Schatzkin and his business partner, both of whom worked in the television industry in Los Angeles, attempted to have a television or theatrical movie made about Farnsworth’s life starting as far back as 1975, but they have not been successful.
“I’ve got lots of rejection letters,” said Schatzkin. “I’ve got a rejection letter from Jeffrey Katzenberg, who was at Disney at the time.” (Katzenberg and Schatzkin were bunkmates at summer camp in 1962.) “The story’s been dropped in Ron Howard’s lap. He’s passed, too.”
Savenick and his director, Kevin Lee Miller, are currently trying to find someone with a development deal with a studio or network to champion their eight-part, limited teleplay about Farnsworth. The 100th anniversary of the invention of television is in 2027, so he’s hoping it will be available through a streaming service when the anniversary comes.

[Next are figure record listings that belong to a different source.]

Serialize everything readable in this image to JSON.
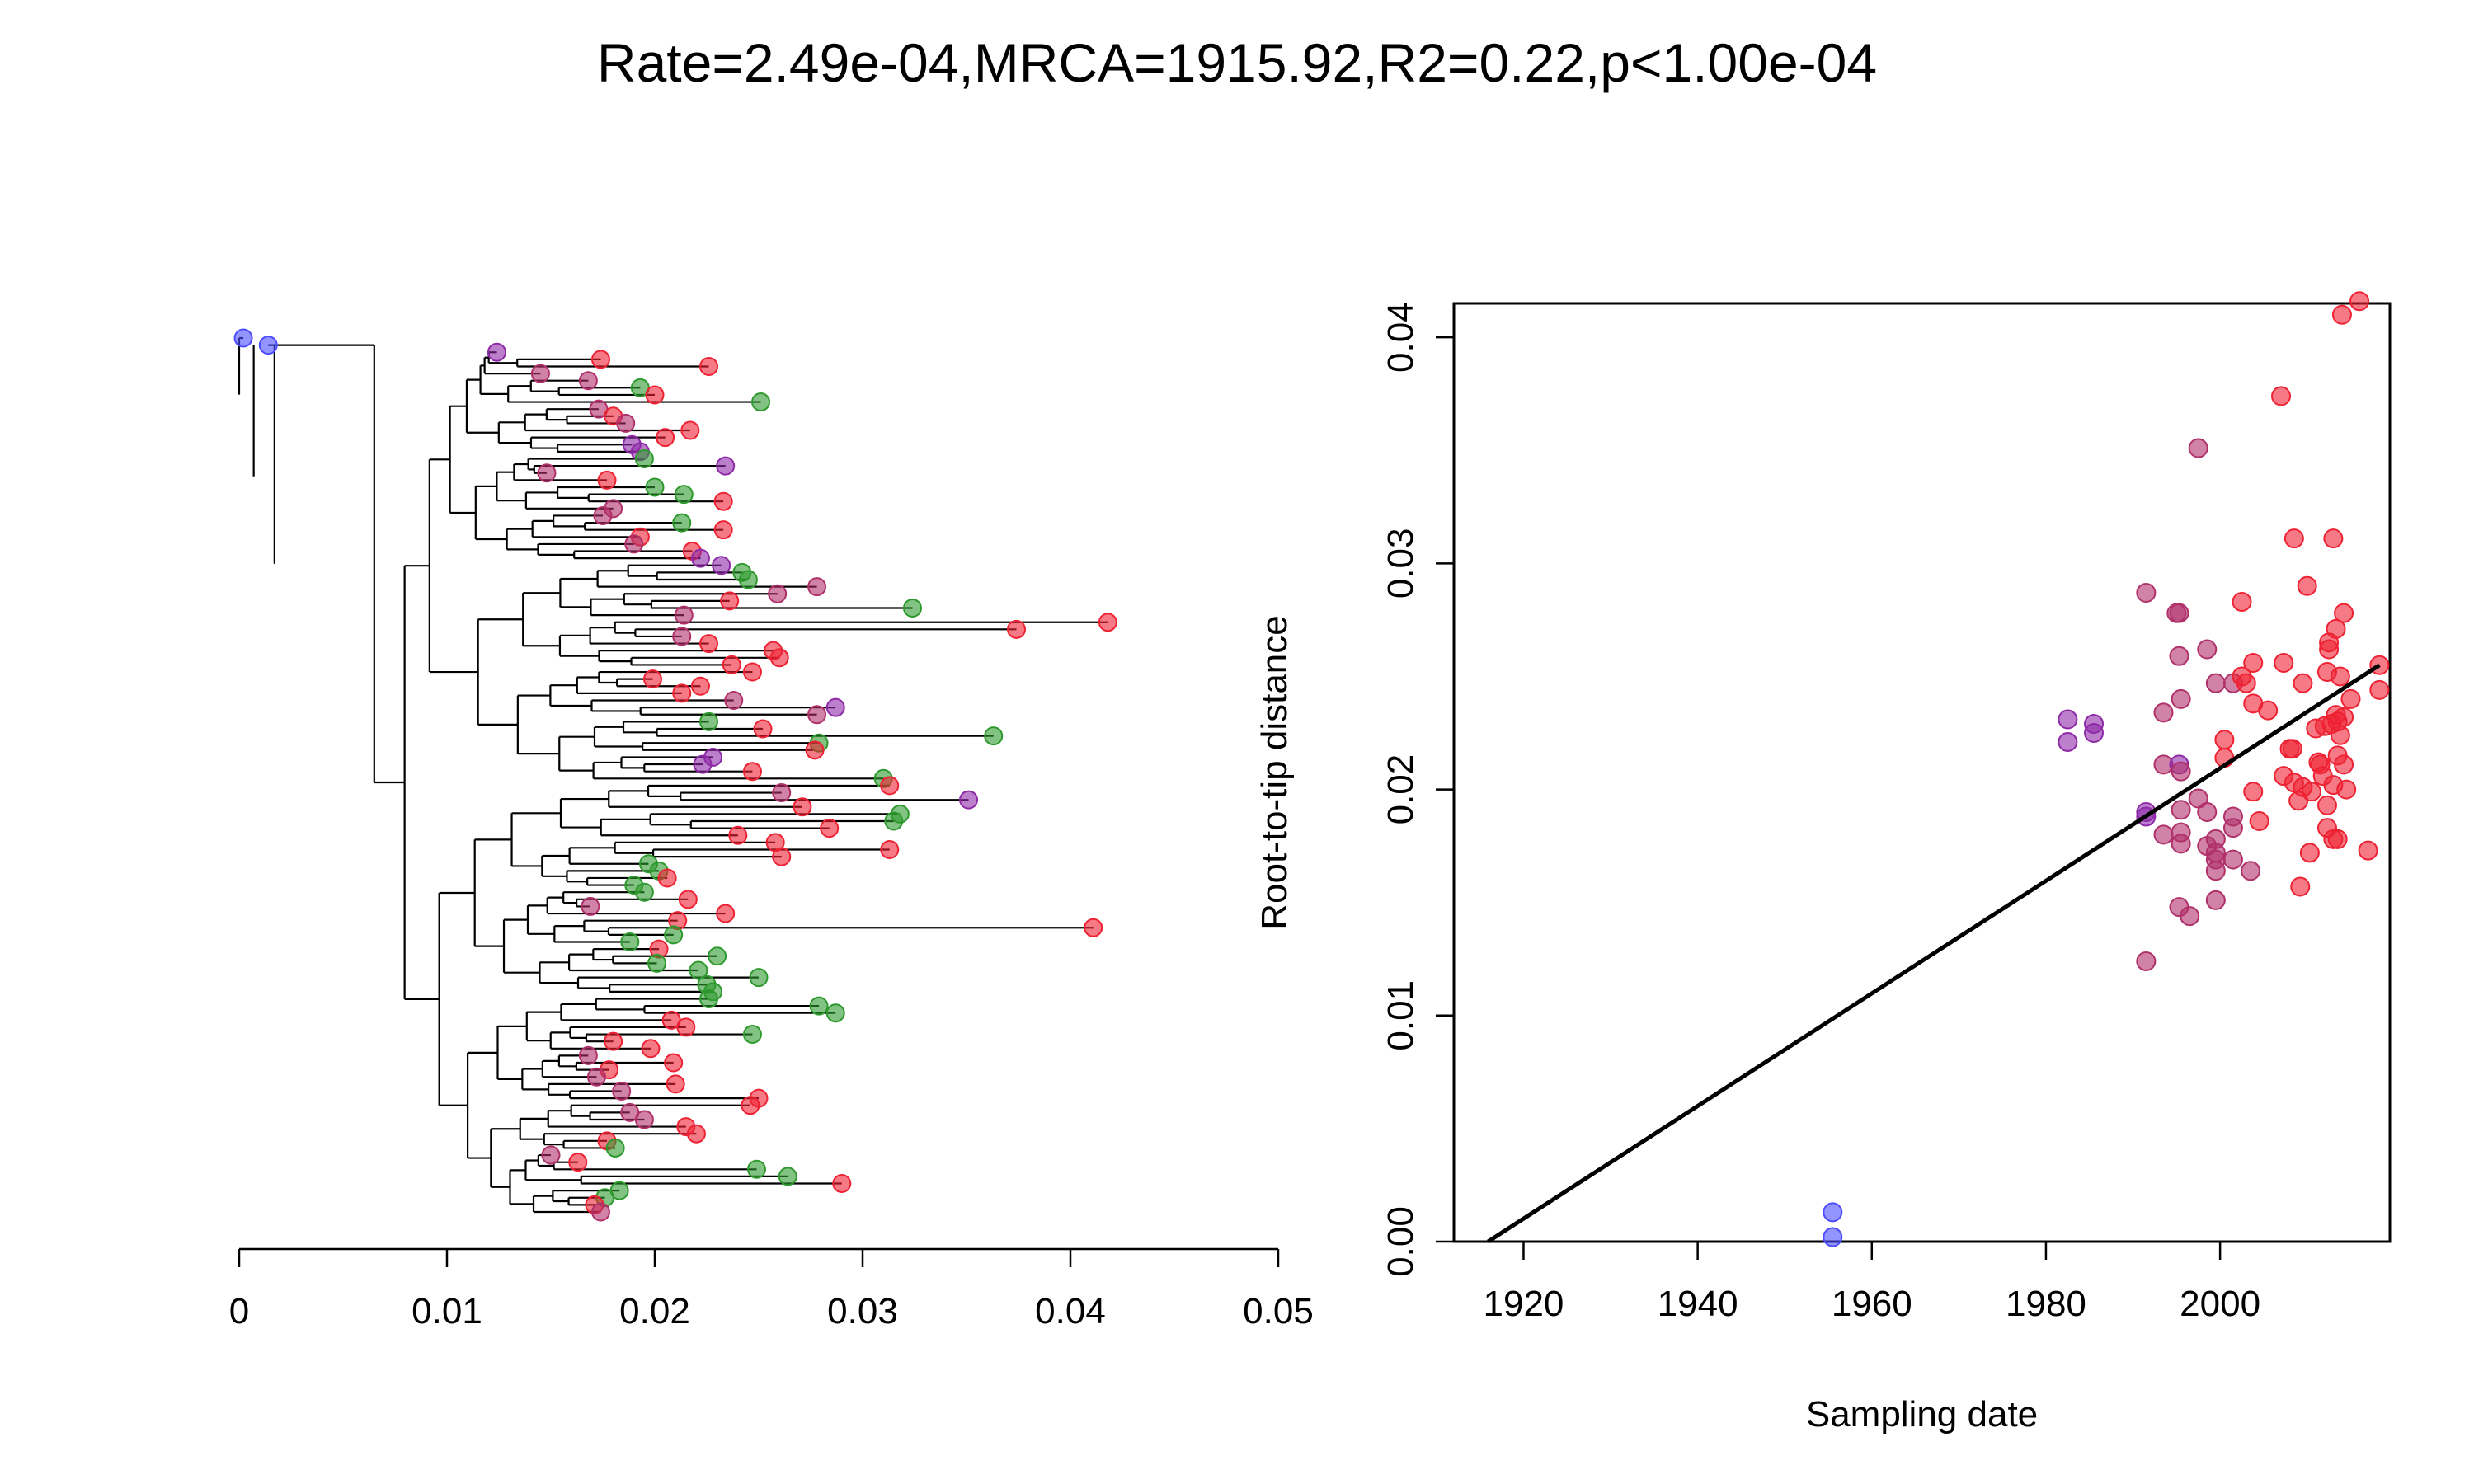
{
  "title": "Rate=2.49e-04,MRCA=1915.92,R2=0.22,p<1.00e-04",
  "colors": {
    "blue": "#4d4dff",
    "green": "#2e9a2e",
    "purple": "#8e2aa8",
    "magenta": "#b0306a",
    "red": "#ee2233"
  },
  "chart_data": [
    {
      "type": "tree",
      "xlim": [
        0,
        0.05
      ],
      "xticks": [
        "0",
        "0.01",
        "0.02",
        "0.03",
        "0.04",
        "0.05"
      ],
      "tips": [
        {
          "x": 0.0002,
          "c": "blue"
        },
        {
          "x": 0.0014,
          "c": "blue"
        },
        {
          "x": 0.0124,
          "c": "purple"
        },
        {
          "x": 0.0174,
          "c": "red"
        },
        {
          "x": 0.0226,
          "c": "red"
        },
        {
          "x": 0.0145,
          "c": "magenta"
        },
        {
          "x": 0.0168,
          "c": "magenta"
        },
        {
          "x": 0.0193,
          "c": "green"
        },
        {
          "x": 0.02,
          "c": "red"
        },
        {
          "x": 0.0251,
          "c": "green"
        },
        {
          "x": 0.0173,
          "c": "magenta"
        },
        {
          "x": 0.018,
          "c": "red"
        },
        {
          "x": 0.0186,
          "c": "magenta"
        },
        {
          "x": 0.0217,
          "c": "red"
        },
        {
          "x": 0.0205,
          "c": "red"
        },
        {
          "x": 0.0189,
          "c": "purple"
        },
        {
          "x": 0.0193,
          "c": "purple"
        },
        {
          "x": 0.0195,
          "c": "green"
        },
        {
          "x": 0.0234,
          "c": "purple"
        },
        {
          "x": 0.0148,
          "c": "magenta"
        },
        {
          "x": 0.0177,
          "c": "red"
        },
        {
          "x": 0.02,
          "c": "green"
        },
        {
          "x": 0.0214,
          "c": "green"
        },
        {
          "x": 0.0233,
          "c": "red"
        },
        {
          "x": 0.018,
          "c": "magenta"
        },
        {
          "x": 0.0175,
          "c": "magenta"
        },
        {
          "x": 0.0213,
          "c": "green"
        },
        {
          "x": 0.0233,
          "c": "red"
        },
        {
          "x": 0.0193,
          "c": "red"
        },
        {
          "x": 0.019,
          "c": "magenta"
        },
        {
          "x": 0.0218,
          "c": "red"
        },
        {
          "x": 0.0222,
          "c": "purple"
        },
        {
          "x": 0.0232,
          "c": "purple"
        },
        {
          "x": 0.0242,
          "c": "green"
        },
        {
          "x": 0.0245,
          "c": "green"
        },
        {
          "x": 0.0278,
          "c": "magenta"
        },
        {
          "x": 0.0259,
          "c": "magenta"
        },
        {
          "x": 0.0236,
          "c": "red"
        },
        {
          "x": 0.0324,
          "c": "green"
        },
        {
          "x": 0.0214,
          "c": "magenta"
        },
        {
          "x": 0.0418,
          "c": "red"
        },
        {
          "x": 0.0374,
          "c": "red"
        },
        {
          "x": 0.0213,
          "c": "magenta"
        },
        {
          "x": 0.0226,
          "c": "red"
        },
        {
          "x": 0.0257,
          "c": "red"
        },
        {
          "x": 0.026,
          "c": "red"
        },
        {
          "x": 0.0237,
          "c": "red"
        },
        {
          "x": 0.0247,
          "c": "red"
        },
        {
          "x": 0.0199,
          "c": "red"
        },
        {
          "x": 0.0222,
          "c": "red"
        },
        {
          "x": 0.0213,
          "c": "red"
        },
        {
          "x": 0.0238,
          "c": "magenta"
        },
        {
          "x": 0.0287,
          "c": "purple"
        },
        {
          "x": 0.0278,
          "c": "magenta"
        },
        {
          "x": 0.0226,
          "c": "green"
        },
        {
          "x": 0.0252,
          "c": "red"
        },
        {
          "x": 0.0363,
          "c": "green"
        },
        {
          "x": 0.0279,
          "c": "green"
        },
        {
          "x": 0.0277,
          "c": "red"
        },
        {
          "x": 0.0228,
          "c": "purple"
        },
        {
          "x": 0.0223,
          "c": "purple"
        },
        {
          "x": 0.0247,
          "c": "red"
        },
        {
          "x": 0.031,
          "c": "green"
        },
        {
          "x": 0.0313,
          "c": "red"
        },
        {
          "x": 0.0261,
          "c": "magenta"
        },
        {
          "x": 0.0351,
          "c": "purple"
        },
        {
          "x": 0.0271,
          "c": "red"
        },
        {
          "x": 0.0318,
          "c": "green"
        },
        {
          "x": 0.0315,
          "c": "green"
        },
        {
          "x": 0.0284,
          "c": "red"
        },
        {
          "x": 0.024,
          "c": "red"
        },
        {
          "x": 0.0258,
          "c": "red"
        },
        {
          "x": 0.0313,
          "c": "red"
        },
        {
          "x": 0.0261,
          "c": "red"
        },
        {
          "x": 0.0197,
          "c": "green"
        },
        {
          "x": 0.0202,
          "c": "green"
        },
        {
          "x": 0.0206,
          "c": "red"
        },
        {
          "x": 0.019,
          "c": "green"
        },
        {
          "x": 0.0195,
          "c": "green"
        },
        {
          "x": 0.0216,
          "c": "red"
        },
        {
          "x": 0.0169,
          "c": "magenta"
        },
        {
          "x": 0.0234,
          "c": "red"
        },
        {
          "x": 0.0211,
          "c": "red"
        },
        {
          "x": 0.0411,
          "c": "red"
        },
        {
          "x": 0.0209,
          "c": "green"
        },
        {
          "x": 0.0188,
          "c": "green"
        },
        {
          "x": 0.0202,
          "c": "red"
        },
        {
          "x": 0.023,
          "c": "green"
        },
        {
          "x": 0.0201,
          "c": "green"
        },
        {
          "x": 0.0221,
          "c": "green"
        },
        {
          "x": 0.025,
          "c": "green"
        },
        {
          "x": 0.0225,
          "c": "green"
        },
        {
          "x": 0.0228,
          "c": "green"
        },
        {
          "x": 0.0226,
          "c": "green"
        },
        {
          "x": 0.0279,
          "c": "green"
        },
        {
          "x": 0.0287,
          "c": "green"
        },
        {
          "x": 0.0208,
          "c": "red"
        },
        {
          "x": 0.0215,
          "c": "red"
        },
        {
          "x": 0.0247,
          "c": "green"
        },
        {
          "x": 0.018,
          "c": "red"
        },
        {
          "x": 0.0198,
          "c": "red"
        },
        {
          "x": 0.0168,
          "c": "magenta"
        },
        {
          "x": 0.0209,
          "c": "red"
        },
        {
          "x": 0.0178,
          "c": "red"
        },
        {
          "x": 0.0172,
          "c": "magenta"
        },
        {
          "x": 0.021,
          "c": "red"
        },
        {
          "x": 0.0184,
          "c": "magenta"
        },
        {
          "x": 0.025,
          "c": "red"
        },
        {
          "x": 0.0246,
          "c": "red"
        },
        {
          "x": 0.0188,
          "c": "magenta"
        },
        {
          "x": 0.0195,
          "c": "magenta"
        },
        {
          "x": 0.0215,
          "c": "red"
        },
        {
          "x": 0.022,
          "c": "red"
        },
        {
          "x": 0.0177,
          "c": "red"
        },
        {
          "x": 0.0181,
          "c": "green"
        },
        {
          "x": 0.015,
          "c": "magenta"
        },
        {
          "x": 0.0163,
          "c": "red"
        },
        {
          "x": 0.0249,
          "c": "green"
        },
        {
          "x": 0.0264,
          "c": "green"
        },
        {
          "x": 0.029,
          "c": "red"
        },
        {
          "x": 0.0183,
          "c": "green"
        },
        {
          "x": 0.0176,
          "c": "green"
        },
        {
          "x": 0.0171,
          "c": "red"
        },
        {
          "x": 0.0174,
          "c": "magenta"
        }
      ]
    },
    {
      "type": "scatter",
      "xlabel": "Sampling date",
      "ylabel": "Root-to-tip distance",
      "xlim": [
        1912,
        2019.5
      ],
      "ylim": [
        0,
        0.0415
      ],
      "xticks": [
        1920,
        1940,
        1960,
        1980,
        2000
      ],
      "yticks": [
        0.0,
        0.01,
        0.02,
        0.03,
        0.04
      ],
      "ytick_labels": [
        "0.00",
        "0.01",
        "0.02",
        "0.03",
        "0.04"
      ],
      "regression": {
        "x0": 1915.92,
        "y0": 0.0,
        "x1": 2018.3,
        "y1": 0.0255
      },
      "points": [
        {
          "x": 1955.5,
          "y": 0.0013,
          "c": "blue"
        },
        {
          "x": 1955.5,
          "y": 0.0002,
          "c": "blue"
        },
        {
          "x": 1982.5,
          "y": 0.0231,
          "c": "purple"
        },
        {
          "x": 1982.5,
          "y": 0.0221,
          "c": "purple"
        },
        {
          "x": 1985.5,
          "y": 0.0229,
          "c": "purple"
        },
        {
          "x": 1985.5,
          "y": 0.0225,
          "c": "purple"
        },
        {
          "x": 1991.5,
          "y": 0.0287,
          "c": "magenta"
        },
        {
          "x": 1991.5,
          "y": 0.019,
          "c": "purple"
        },
        {
          "x": 1991.5,
          "y": 0.0188,
          "c": "purple"
        },
        {
          "x": 1991.5,
          "y": 0.0124,
          "c": "magenta"
        },
        {
          "x": 1993.5,
          "y": 0.0234,
          "c": "magenta"
        },
        {
          "x": 1993.5,
          "y": 0.0211,
          "c": "magenta"
        },
        {
          "x": 1993.5,
          "y": 0.018,
          "c": "magenta"
        },
        {
          "x": 1995.0,
          "y": 0.0278,
          "c": "magenta"
        },
        {
          "x": 1995.3,
          "y": 0.0278,
          "c": "magenta"
        },
        {
          "x": 1995.3,
          "y": 0.0259,
          "c": "magenta"
        },
        {
          "x": 1995.5,
          "y": 0.024,
          "c": "magenta"
        },
        {
          "x": 1995.3,
          "y": 0.0211,
          "c": "purple"
        },
        {
          "x": 1995.5,
          "y": 0.0208,
          "c": "magenta"
        },
        {
          "x": 1995.5,
          "y": 0.0191,
          "c": "magenta"
        },
        {
          "x": 1995.5,
          "y": 0.0176,
          "c": "magenta"
        },
        {
          "x": 1995.5,
          "y": 0.0181,
          "c": "magenta"
        },
        {
          "x": 1995.3,
          "y": 0.0148,
          "c": "magenta"
        },
        {
          "x": 1996.5,
          "y": 0.0144,
          "c": "magenta"
        },
        {
          "x": 1997.5,
          "y": 0.0351,
          "c": "magenta"
        },
        {
          "x": 1997.5,
          "y": 0.0196,
          "c": "magenta"
        },
        {
          "x": 1998.5,
          "y": 0.0262,
          "c": "magenta"
        },
        {
          "x": 1998.5,
          "y": 0.019,
          "c": "magenta"
        },
        {
          "x": 1998.5,
          "y": 0.0175,
          "c": "magenta"
        },
        {
          "x": 1999.5,
          "y": 0.0247,
          "c": "magenta"
        },
        {
          "x": 1999.5,
          "y": 0.0178,
          "c": "magenta"
        },
        {
          "x": 1999.5,
          "y": 0.0172,
          "c": "magenta"
        },
        {
          "x": 1999.5,
          "y": 0.0169,
          "c": "magenta"
        },
        {
          "x": 1999.5,
          "y": 0.0164,
          "c": "magenta"
        },
        {
          "x": 1999.5,
          "y": 0.0151,
          "c": "magenta"
        },
        {
          "x": 2000.5,
          "y": 0.0222,
          "c": "red"
        },
        {
          "x": 2000.5,
          "y": 0.0214,
          "c": "red"
        },
        {
          "x": 2001.5,
          "y": 0.0247,
          "c": "magenta"
        },
        {
          "x": 2001.5,
          "y": 0.0188,
          "c": "magenta"
        },
        {
          "x": 2001.5,
          "y": 0.0183,
          "c": "magenta"
        },
        {
          "x": 2001.5,
          "y": 0.0169,
          "c": "magenta"
        },
        {
          "x": 2002.5,
          "y": 0.0283,
          "c": "red"
        },
        {
          "x": 2002.5,
          "y": 0.025,
          "c": "red"
        },
        {
          "x": 2003.0,
          "y": 0.0247,
          "c": "red"
        },
        {
          "x": 2003.5,
          "y": 0.0164,
          "c": "magenta"
        },
        {
          "x": 2003.8,
          "y": 0.0256,
          "c": "red"
        },
        {
          "x": 2003.8,
          "y": 0.0238,
          "c": "red"
        },
        {
          "x": 2003.8,
          "y": 0.0199,
          "c": "red"
        },
        {
          "x": 2004.5,
          "y": 0.0186,
          "c": "red"
        },
        {
          "x": 2005.5,
          "y": 0.0235,
          "c": "red"
        },
        {
          "x": 2007.0,
          "y": 0.0374,
          "c": "red"
        },
        {
          "x": 2007.3,
          "y": 0.0256,
          "c": "red"
        },
        {
          "x": 2007.3,
          "y": 0.0206,
          "c": "red"
        },
        {
          "x": 2008.0,
          "y": 0.0218,
          "c": "red"
        },
        {
          "x": 2008.3,
          "y": 0.0218,
          "c": "red"
        },
        {
          "x": 2008.5,
          "y": 0.0311,
          "c": "red"
        },
        {
          "x": 2008.5,
          "y": 0.0203,
          "c": "red"
        },
        {
          "x": 2009.0,
          "y": 0.0195,
          "c": "red"
        },
        {
          "x": 2009.2,
          "y": 0.0157,
          "c": "red"
        },
        {
          "x": 2009.5,
          "y": 0.0247,
          "c": "red"
        },
        {
          "x": 2009.5,
          "y": 0.0201,
          "c": "red"
        },
        {
          "x": 2010.0,
          "y": 0.029,
          "c": "red"
        },
        {
          "x": 2010.3,
          "y": 0.0172,
          "c": "red"
        },
        {
          "x": 2010.5,
          "y": 0.0199,
          "c": "red"
        },
        {
          "x": 2011.0,
          "y": 0.0227,
          "c": "red"
        },
        {
          "x": 2011.3,
          "y": 0.0212,
          "c": "red"
        },
        {
          "x": 2011.5,
          "y": 0.0211,
          "c": "red"
        },
        {
          "x": 2011.8,
          "y": 0.0206,
          "c": "red"
        },
        {
          "x": 2012.0,
          "y": 0.0228,
          "c": "red"
        },
        {
          "x": 2012.3,
          "y": 0.0252,
          "c": "red"
        },
        {
          "x": 2012.3,
          "y": 0.0193,
          "c": "red"
        },
        {
          "x": 2012.3,
          "y": 0.0183,
          "c": "red"
        },
        {
          "x": 2012.5,
          "y": 0.0262,
          "c": "red"
        },
        {
          "x": 2012.5,
          "y": 0.0265,
          "c": "red"
        },
        {
          "x": 2012.8,
          "y": 0.0229,
          "c": "red"
        },
        {
          "x": 2013.0,
          "y": 0.0311,
          "c": "red"
        },
        {
          "x": 2013.0,
          "y": 0.0202,
          "c": "red"
        },
        {
          "x": 2013.0,
          "y": 0.0178,
          "c": "red"
        },
        {
          "x": 2013.3,
          "y": 0.0271,
          "c": "red"
        },
        {
          "x": 2013.3,
          "y": 0.0233,
          "c": "red"
        },
        {
          "x": 2013.5,
          "y": 0.023,
          "c": "red"
        },
        {
          "x": 2013.5,
          "y": 0.0215,
          "c": "red"
        },
        {
          "x": 2013.5,
          "y": 0.0178,
          "c": "red"
        },
        {
          "x": 2013.8,
          "y": 0.025,
          "c": "red"
        },
        {
          "x": 2013.8,
          "y": 0.0224,
          "c": "red"
        },
        {
          "x": 2014.0,
          "y": 0.041,
          "c": "red"
        },
        {
          "x": 2014.2,
          "y": 0.0278,
          "c": "red"
        },
        {
          "x": 2014.2,
          "y": 0.0232,
          "c": "red"
        },
        {
          "x": 2014.2,
          "y": 0.0211,
          "c": "red"
        },
        {
          "x": 2014.5,
          "y": 0.02,
          "c": "red"
        },
        {
          "x": 2015.0,
          "y": 0.024,
          "c": "red"
        },
        {
          "x": 2016.0,
          "y": 0.0416,
          "c": "red"
        },
        {
          "x": 2017.0,
          "y": 0.0173,
          "c": "red"
        },
        {
          "x": 2018.3,
          "y": 0.0255,
          "c": "red"
        },
        {
          "x": 2018.3,
          "y": 0.0244,
          "c": "red"
        }
      ]
    }
  ]
}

In the meantime, the artifacts Savenick saved from the dumpster are on display (along with other items from television’s history) on the ground floor of his West Los Angeles home. Some of them were sold to the MZTV Museum of Television in Toronto, Canada.
The Legacy of Philo T. Farnsworth
In 1971, Farnsworth passed away at age 64. “Died penniless, died heartbroken, died drunk,” said Savenick.
In 2013, the Academy of Television Arts & Sciences posthumously inducted Farnsworth into its Television Hall of Fame. At the dinner, both Schatzkin and Savenick were in attendance. Savenick had produced a video biography shown to the attendees at the induction ceremony.
Since 2003, the Academy has awarded the Philo T. Farnsworth Corporate Achievement Award to companies who have significantly affected the state of television and broadcast engineering.
“The inception of what we now know of as television was not a minor point in human evolution; it was one of the major points in human evolution,” said Schatzkin in an interview. “That was not just another invention in the path of modern inventions; it was a turning point in human history. [Farnsworth] sits right at the flex point between the mechanical age to the electronic age. He brought to bear the science of relativity in a device from which every screen we are now looking at finds its origins.”
So what is this dark cloud that hung over Farnsworth for his entire life and beyond? Schatzkin has a very philosophical answer to that question: “I would go as far as to say he represents the potential of access to a realm of knowledge for which humans are not yet ready.”
Rest in peace, Philo Taylor Farnsworth.